Con el tiempo, se hicieron amigos. Edwards la introdujo en su círculo de amigos, un grupo exclusivo y elitista. Aunque ella pertenecía a una familia adinerada, nunca le gustó ostentar. Su padre le había enseñado a ser humilde, y Cecil siempre había tratado a todos por igual, sin importar su origen o posición social. Pero la universidad era un mundo diferente. Allí, ser hijo de un magnate cambiaba las reglas del juego. Y Edwards y sus amigos no eran la excepción; les encantaba hablar de sus viajes, de sus autos de lujo y de las mansiones que heredaban como si fueran trofeos.
“No pertenecía a ese mundo, pero él me hizo sentir que sí lo hacía”, pensó Cecil, con un suspiro que se quebró en su garganta.
Fue un par de meses después de conocerlo cuando Edwards le confesó sus sentimientos. "No puedo ocultarlo más, estoy enamorado de ti", le dijo con una mirada que ella nunca olvidó. Y así, como en un cuento de hadas, comenzaron una relación que la llenó de alegría. Durante un tiempo, Cecil creyó que había encontrado el amor verdadero.
El primer año juntos fue como un sueño. Cecil estaba tan enamorada que comenzó a hacer planes para su futuro. Visitó a su tía para pedirle permiso para casarse, aunque ni siquiera había hablado con Edwards sobre ello. Estaba lista para todo: vender su hacienda, dejar atrás su vida y seguirlo hasta el fin del mundo. Edwards tenía un sueño: ir a África para ayudar a los niños pobres, y Cecil estaba decidida a apoyarlo en cada paso del camino.
“Daba mi vida por él”, pensó, con un nudo en la garganta. “Y estaba lista para renunciar a todo lo que conocía por seguirlo al otro lado del mundo.
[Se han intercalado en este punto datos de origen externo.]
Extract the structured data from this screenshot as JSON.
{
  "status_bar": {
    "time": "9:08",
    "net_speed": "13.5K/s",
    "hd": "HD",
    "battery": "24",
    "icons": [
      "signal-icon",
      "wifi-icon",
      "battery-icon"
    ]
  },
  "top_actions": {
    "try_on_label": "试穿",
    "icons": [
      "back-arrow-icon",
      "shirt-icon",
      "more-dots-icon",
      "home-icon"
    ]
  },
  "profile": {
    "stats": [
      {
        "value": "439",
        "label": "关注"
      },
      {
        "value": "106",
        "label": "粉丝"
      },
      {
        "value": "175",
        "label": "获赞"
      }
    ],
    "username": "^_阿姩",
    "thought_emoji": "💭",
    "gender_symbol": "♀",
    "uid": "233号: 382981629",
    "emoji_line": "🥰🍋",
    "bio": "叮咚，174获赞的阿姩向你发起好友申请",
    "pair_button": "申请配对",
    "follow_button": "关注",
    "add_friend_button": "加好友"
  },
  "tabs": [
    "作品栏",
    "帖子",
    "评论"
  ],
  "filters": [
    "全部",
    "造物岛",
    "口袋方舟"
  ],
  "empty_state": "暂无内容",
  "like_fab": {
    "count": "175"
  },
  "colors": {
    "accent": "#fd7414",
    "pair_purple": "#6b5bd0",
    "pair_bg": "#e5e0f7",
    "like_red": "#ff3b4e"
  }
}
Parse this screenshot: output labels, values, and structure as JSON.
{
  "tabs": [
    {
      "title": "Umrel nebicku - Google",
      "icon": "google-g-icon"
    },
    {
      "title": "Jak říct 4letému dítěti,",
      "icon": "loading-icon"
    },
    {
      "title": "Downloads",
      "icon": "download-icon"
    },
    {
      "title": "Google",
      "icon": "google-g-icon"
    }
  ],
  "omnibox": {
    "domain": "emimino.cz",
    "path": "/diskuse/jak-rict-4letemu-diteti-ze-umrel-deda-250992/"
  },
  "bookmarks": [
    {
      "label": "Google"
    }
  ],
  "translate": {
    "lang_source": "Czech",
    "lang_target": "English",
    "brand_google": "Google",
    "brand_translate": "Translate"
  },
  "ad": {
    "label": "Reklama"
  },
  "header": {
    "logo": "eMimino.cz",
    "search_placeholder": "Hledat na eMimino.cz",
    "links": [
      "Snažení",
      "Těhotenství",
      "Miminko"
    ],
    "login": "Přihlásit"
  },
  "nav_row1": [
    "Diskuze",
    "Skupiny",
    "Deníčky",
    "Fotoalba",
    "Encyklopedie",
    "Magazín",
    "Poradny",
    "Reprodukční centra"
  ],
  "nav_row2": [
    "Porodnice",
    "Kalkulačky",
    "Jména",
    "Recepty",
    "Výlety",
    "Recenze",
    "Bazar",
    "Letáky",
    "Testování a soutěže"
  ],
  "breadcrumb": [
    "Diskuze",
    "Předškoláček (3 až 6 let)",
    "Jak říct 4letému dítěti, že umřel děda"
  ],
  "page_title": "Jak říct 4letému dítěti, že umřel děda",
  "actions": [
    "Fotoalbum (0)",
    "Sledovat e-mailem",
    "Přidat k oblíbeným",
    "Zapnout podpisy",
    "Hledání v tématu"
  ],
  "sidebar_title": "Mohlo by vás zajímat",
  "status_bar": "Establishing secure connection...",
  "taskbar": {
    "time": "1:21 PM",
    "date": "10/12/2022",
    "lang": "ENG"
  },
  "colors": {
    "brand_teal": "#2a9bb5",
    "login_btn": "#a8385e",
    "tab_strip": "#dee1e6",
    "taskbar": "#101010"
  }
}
Pero ¿qué hice para merecer lo que vino después?”
Las lágrimas comenzaron a caer por sus mejillas, silenciosas pero intensas. La habitación parecía más pequeña, más oscura, como si las paredes se cerraran sobre ella. Recordar esos momentos felices solo hacía que el peso de su traición fuera más insoportable. Edwards había sido su todo, y también había sido el comienzo de su caída.